Want to be successful? Be a polymath.
“Jack of all trades, master of none.” You’ve probably heard that quote before, maybe your parents lobbed it at you when you had one hobby too much while studying in secondary school. But not a lot of people know the last part of the quote: “better than a master of one.” Some of the most successful people have hobbies that seem to completely contrast their area of expertise. Tropika Club dives into why becoming a polymath could lead to success.
Enter: The Polymath
A polymath possesses knowledge spanning across different subjects. Some of the most important names in our history books have been polymaths: Thomas Edison, Leonardo da Vinci, Aristotle. And modern examples include the brains behind some of the biggest tech companies are polymaths too: Elon Musk, Steve Jobs, and Bill Gates.
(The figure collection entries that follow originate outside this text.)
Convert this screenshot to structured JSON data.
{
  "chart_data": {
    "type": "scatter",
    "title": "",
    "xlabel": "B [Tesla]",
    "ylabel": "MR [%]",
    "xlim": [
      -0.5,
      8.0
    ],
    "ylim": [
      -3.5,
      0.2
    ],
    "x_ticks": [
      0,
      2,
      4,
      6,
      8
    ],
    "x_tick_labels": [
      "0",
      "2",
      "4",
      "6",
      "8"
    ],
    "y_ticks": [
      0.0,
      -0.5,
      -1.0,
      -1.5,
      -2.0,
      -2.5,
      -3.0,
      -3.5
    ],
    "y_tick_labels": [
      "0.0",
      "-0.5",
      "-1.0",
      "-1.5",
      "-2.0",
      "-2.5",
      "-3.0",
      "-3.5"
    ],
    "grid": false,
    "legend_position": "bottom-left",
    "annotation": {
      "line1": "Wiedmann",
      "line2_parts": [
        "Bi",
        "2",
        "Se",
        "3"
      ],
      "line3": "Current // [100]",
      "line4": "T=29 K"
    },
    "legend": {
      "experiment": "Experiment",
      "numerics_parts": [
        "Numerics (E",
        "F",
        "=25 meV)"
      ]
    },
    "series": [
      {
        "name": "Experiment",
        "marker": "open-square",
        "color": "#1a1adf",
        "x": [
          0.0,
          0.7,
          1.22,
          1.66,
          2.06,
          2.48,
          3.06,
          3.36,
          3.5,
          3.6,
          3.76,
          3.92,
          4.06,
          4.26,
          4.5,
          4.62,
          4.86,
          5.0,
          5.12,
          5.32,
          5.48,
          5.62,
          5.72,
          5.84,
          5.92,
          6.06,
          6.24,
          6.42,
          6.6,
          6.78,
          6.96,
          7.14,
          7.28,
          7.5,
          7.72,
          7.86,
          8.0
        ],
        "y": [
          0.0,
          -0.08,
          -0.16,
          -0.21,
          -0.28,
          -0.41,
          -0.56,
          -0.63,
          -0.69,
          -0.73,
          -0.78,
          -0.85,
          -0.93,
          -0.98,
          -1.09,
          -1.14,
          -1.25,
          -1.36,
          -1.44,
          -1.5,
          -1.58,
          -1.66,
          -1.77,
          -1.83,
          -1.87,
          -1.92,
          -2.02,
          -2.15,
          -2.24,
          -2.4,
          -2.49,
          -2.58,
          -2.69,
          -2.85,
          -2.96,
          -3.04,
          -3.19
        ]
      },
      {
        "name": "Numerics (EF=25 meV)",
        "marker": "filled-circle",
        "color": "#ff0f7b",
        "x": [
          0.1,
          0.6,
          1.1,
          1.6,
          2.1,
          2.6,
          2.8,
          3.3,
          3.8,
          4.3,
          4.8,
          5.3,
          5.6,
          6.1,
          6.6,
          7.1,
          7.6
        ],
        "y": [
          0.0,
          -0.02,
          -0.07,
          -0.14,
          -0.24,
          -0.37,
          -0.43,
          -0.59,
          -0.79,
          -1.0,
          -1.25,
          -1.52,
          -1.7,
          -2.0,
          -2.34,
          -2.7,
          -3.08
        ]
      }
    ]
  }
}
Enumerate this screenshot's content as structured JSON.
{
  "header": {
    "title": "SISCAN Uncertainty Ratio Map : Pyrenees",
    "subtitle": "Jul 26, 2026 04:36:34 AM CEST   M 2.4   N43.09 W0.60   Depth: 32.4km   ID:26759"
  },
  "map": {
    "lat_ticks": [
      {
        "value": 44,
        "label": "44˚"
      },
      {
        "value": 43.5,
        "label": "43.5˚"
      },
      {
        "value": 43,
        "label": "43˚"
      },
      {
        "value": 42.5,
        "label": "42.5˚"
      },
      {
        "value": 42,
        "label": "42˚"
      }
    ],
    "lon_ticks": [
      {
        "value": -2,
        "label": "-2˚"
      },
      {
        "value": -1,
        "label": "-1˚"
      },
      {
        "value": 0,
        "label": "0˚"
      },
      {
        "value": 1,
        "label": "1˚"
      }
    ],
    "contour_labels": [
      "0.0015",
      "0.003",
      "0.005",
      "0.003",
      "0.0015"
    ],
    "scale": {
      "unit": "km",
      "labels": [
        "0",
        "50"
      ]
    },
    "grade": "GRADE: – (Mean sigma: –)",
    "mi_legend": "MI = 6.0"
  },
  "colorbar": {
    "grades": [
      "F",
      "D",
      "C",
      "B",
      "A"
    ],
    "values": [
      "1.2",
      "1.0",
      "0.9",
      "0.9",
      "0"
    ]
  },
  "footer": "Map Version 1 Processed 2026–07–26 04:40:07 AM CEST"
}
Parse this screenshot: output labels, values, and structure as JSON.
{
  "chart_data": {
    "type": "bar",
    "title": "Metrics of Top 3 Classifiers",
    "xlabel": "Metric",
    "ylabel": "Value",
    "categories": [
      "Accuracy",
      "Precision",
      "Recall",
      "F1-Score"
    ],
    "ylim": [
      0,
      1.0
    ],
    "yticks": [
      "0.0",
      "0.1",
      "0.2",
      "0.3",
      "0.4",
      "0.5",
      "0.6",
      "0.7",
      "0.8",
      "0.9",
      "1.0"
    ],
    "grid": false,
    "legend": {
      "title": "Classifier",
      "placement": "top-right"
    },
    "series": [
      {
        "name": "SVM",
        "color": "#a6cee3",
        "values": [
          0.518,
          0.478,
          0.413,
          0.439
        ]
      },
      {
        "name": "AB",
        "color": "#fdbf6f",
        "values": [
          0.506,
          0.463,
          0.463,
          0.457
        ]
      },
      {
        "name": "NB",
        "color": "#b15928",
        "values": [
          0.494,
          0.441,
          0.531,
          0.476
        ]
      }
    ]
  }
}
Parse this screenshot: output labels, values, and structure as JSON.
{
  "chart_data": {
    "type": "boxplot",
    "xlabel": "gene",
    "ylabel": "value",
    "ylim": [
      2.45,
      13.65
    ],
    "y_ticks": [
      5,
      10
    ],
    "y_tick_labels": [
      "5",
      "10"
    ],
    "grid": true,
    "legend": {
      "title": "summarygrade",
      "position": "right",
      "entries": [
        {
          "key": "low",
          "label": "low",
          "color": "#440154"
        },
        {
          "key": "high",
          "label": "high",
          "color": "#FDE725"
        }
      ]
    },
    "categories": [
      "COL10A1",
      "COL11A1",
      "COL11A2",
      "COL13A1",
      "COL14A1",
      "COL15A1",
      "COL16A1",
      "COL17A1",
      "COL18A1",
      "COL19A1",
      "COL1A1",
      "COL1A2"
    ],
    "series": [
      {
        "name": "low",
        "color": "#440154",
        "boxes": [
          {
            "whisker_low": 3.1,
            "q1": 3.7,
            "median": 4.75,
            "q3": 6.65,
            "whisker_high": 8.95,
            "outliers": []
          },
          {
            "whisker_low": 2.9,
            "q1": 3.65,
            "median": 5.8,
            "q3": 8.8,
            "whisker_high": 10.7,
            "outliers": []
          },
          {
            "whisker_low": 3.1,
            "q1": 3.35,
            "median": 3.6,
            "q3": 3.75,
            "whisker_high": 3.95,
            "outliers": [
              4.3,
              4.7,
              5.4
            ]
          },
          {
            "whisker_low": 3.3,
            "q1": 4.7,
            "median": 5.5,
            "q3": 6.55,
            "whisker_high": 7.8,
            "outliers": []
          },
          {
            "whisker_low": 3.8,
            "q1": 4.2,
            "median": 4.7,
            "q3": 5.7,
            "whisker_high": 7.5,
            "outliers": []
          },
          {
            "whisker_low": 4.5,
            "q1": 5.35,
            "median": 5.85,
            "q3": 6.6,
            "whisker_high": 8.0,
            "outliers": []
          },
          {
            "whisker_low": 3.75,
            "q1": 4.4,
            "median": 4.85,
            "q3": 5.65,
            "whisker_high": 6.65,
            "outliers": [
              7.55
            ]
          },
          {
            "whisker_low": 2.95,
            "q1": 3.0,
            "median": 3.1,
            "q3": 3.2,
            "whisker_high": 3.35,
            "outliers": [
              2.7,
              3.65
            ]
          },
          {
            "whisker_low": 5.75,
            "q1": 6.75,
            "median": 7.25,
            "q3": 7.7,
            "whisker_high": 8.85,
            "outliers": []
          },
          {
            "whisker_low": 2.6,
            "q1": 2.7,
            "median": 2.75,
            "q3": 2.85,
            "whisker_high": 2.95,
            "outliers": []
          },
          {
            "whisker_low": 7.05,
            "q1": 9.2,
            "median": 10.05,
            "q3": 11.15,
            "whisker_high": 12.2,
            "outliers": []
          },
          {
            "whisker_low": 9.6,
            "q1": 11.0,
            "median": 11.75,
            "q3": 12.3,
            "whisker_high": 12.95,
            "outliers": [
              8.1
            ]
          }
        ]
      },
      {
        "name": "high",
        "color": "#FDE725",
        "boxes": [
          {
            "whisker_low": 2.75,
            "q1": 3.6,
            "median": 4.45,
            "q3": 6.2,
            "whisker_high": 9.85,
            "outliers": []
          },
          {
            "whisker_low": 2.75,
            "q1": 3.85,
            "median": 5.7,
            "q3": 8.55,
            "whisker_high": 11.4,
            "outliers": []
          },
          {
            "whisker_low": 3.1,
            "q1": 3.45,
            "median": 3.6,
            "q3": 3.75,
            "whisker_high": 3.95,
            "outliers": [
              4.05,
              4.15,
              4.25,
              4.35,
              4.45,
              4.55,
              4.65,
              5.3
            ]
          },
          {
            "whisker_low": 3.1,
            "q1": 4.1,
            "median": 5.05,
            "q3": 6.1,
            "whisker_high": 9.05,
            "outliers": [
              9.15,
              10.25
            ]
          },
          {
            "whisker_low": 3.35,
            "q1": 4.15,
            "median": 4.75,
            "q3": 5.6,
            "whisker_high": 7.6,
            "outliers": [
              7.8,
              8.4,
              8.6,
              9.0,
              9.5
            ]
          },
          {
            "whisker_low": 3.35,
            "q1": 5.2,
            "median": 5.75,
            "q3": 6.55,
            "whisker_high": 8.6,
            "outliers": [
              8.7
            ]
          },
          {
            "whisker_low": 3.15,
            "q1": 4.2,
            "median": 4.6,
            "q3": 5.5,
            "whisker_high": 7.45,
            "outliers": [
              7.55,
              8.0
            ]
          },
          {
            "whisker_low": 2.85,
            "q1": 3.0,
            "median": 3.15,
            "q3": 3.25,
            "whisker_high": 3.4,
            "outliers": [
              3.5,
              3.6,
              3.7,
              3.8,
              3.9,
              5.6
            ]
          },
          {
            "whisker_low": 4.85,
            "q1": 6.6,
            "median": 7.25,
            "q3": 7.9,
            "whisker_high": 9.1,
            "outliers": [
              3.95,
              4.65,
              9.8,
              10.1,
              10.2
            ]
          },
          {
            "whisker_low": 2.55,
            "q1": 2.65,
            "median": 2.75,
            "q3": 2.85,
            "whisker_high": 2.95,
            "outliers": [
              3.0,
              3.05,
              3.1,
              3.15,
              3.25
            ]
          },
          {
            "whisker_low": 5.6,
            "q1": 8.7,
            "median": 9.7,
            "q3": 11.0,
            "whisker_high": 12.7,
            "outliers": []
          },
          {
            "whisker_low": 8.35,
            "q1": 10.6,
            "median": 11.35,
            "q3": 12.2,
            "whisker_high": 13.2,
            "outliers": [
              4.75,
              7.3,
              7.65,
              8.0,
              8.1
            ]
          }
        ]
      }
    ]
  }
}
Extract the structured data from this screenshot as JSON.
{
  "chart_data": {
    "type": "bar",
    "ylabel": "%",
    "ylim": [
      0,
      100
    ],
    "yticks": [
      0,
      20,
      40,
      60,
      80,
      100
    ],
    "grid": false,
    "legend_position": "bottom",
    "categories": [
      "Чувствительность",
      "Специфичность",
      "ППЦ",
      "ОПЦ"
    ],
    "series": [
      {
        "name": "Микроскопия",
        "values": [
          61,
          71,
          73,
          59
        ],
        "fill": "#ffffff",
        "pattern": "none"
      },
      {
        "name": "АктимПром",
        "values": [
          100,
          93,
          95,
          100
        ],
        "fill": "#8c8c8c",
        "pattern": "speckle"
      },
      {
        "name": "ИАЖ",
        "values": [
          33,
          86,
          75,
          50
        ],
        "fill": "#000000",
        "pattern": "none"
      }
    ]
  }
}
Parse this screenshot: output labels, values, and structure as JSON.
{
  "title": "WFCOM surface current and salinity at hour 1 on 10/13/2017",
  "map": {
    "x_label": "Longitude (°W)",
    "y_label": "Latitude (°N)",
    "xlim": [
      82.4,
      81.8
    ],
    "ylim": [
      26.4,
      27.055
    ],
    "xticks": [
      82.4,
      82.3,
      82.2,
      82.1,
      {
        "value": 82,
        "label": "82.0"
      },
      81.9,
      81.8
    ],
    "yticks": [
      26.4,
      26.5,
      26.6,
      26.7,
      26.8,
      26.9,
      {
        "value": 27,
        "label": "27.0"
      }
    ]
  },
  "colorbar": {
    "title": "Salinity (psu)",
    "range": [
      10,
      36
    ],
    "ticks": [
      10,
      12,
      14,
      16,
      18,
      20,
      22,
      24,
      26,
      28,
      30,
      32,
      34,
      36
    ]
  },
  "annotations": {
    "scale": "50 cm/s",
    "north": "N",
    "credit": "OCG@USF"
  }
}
Polymaths are often able to draw on complex bodies of knowledge to solve specific problems. In the example of Elon Musk, he combines his understanding of physics, engineering, programming, design, manufacturing, and business to run his ventures that span across vastly different fields.
Get Ahead of the Curve by Becoming a Polymath
The modern knowledge economy we have today often requires you to venture out of your box. For example, to be an effective online writer, you have to be an academic researcher, a digital journalist, and an online marketing specialist in one go. Some instances you even have to have an eye for good design too. Gone are the days where skills specialisation is glorified in the workplace. After all, how many of us can be Grammy-award winners or Olympic superstars?
Blaze New Trails
Today, polymaths are uniquely suited to succeed because they see each field able to provide something valuable. And combining them has the potential for inspiring great ideas.
Just take a look at Scott Adams, the creator of Dilbert. He’s not a comedian, or an experienced cartoonist when he first started out. When he first started drawing to Dilbert, he barely even had any experience at the workplace since he’s only in his 20s. But he created one of the most recognizable comic strips in the world by combining his sense of humour, his illustration skills, and his own take on corporate culture.
With fresh skillsets, the number of potential combinations increases exponentially. So by becoming a polymath, you could even be pioneering new fields of study or industries. Some studies even show that global scientific output doubles every 9 years.
And that’s changing the way we solve problems. Now, tackling obesity isn’t just about extolling the virtues of a good diet and exercise. Instead, we tap on the fields of behavioural psychology, sociology, genetics, exercise physiology, and nutrition to solve obesity.
Future-Proof Your Career
Podcast producer, SEO specialist, social media manager, app developer, driverless car engineer – all of those careers didn’t even exist 10 years ago. While we can’t predict what the world will need in the next decade, you’ll be able to withstand these changes by being a polymath and constantly increasing the breadth of your knowledge,
You don’t have to become the next Einstein! You can start by figuring out what inspires your curiosity and figuring a way to bridge the gap between what you know and what you want to know. By drawing on the passion of learning, you can nurture and advance the skills and abilities you want to learn.
Then, all you have to do is connect the dots, as Steve Jobs once famously pronounced. Take something from one field and apply it in another field. And that’s where innovation usually spring. When you combine different strands of knowledge, you get a clearer vision of the whole, and you can see the hidden connections between all the knowledge and information we consume.
Most of us have our curiosity blocked by a compartmentalised way of learning in our years in school. But with an inquisitive mind, you can break new grounds in an ever-changing world.